At $187.76 the consensus price target is below the current price action but does not fully reflect the recent trend. Over the past month, there’ve been 8 analyst calls, all bullish, with 3 rating upgrades and 5 price target hikes. Of those 8, the consensus for the share price is closer to $226 or about 12% upside and we think that target is a little low.
Analyst Michael Lasser of UBS: “While it’s widely expected that HD and LOW will report strong SSS (same-store sales) we believe the degree of the flow-through that both retailers will generate will push the consensus forecasts meaningfully higher. Plus, the companies will provide indications that the momentum can continue even as they encounter tough compares.”
Lowe’s Is A Value For Dividend-Growth Investors
Lowe’s presents a value relative to the broad market by trading at 19X this year’s earnings compared to 22X for the broader market. At the same time, the company is in much better financial shape and pays a very safe 1.25% dividend as well. In our view, the company should not only be able to sustain its 57-year history of increases but also its high 16% distribution CAGR. Home Depot, on the other hand, yields closer to 2.0% but trades at a 24X/23X multiple and with a less robust outlook for dividend growth. Home Depot has a 12-year history of dividend increases and should be able to sustain future increases but at a reduced rate to the current 20% CAGR. Home Depot’s payout ratio is closer to 50% of earnings which greatly reduces its ability to sustain robust increases.
Analyst Brian Nagel of Oppenheimer: “For a while, we have maintained a largely cautious and selective stance towards consumer, and in particular shares of key COVID-19 winners, upon concerns of a forthcoming post-pandemic normalization in spending and more challenging comparisons. We are not signaling an ‘all clear’ for LOW or our coverage, broadly. Instead, our refreshed, more upbeat call on Lowe’s is largely tactical in nature and hinged upon prospects for a continued flow of funds into more cyclically focused equities and a now historically discounted valuation versus that of Home Depot.”

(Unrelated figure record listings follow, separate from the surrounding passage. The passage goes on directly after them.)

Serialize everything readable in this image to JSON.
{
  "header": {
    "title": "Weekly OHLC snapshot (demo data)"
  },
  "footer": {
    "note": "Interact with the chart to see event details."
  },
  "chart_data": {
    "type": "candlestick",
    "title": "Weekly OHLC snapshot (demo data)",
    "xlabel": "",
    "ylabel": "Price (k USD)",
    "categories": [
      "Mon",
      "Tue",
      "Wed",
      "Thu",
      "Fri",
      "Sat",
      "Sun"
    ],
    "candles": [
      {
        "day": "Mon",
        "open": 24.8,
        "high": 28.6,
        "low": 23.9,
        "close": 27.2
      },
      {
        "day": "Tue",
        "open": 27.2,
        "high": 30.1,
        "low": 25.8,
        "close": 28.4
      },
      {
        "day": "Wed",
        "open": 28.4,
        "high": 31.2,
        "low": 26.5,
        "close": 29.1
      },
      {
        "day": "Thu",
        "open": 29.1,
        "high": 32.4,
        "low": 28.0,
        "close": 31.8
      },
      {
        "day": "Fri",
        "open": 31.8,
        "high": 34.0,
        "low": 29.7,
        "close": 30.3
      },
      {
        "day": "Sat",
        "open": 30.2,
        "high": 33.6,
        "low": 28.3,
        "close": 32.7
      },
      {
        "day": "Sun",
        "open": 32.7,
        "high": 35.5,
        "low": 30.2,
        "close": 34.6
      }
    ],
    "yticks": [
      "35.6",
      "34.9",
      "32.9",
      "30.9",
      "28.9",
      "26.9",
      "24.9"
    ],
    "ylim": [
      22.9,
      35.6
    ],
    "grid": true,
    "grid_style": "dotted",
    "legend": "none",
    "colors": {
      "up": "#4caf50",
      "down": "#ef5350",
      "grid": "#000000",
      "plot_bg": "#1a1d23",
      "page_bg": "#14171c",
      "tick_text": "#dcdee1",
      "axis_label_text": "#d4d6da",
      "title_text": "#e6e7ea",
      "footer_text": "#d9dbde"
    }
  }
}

The Technical Outlook: Lowe’s Pulls Back Ahead Of Earnings
Shares of Lowe’s were not immune to the malaise that gripped the market this week. The stock pulled back a little more than 5.0% in what looks like a knee-jerk reaction to news. The price action is already finding support at the 30-day moving average where think buying could be strong enough to hold prices up. If not, shares of Lowe’s may pull back into a deeper correction with a possible bottom at $180. The risk for investors is the earnings report next week and how the market reacts. We are sure the report will be good, possibly much better than consensus, the question is whether the stock will be rewarded for it. So, while Lowe’s is an attractive buy going into earnings it is also a risky one that bears caution. Even if the earnings report is good there may still be a better time to buy.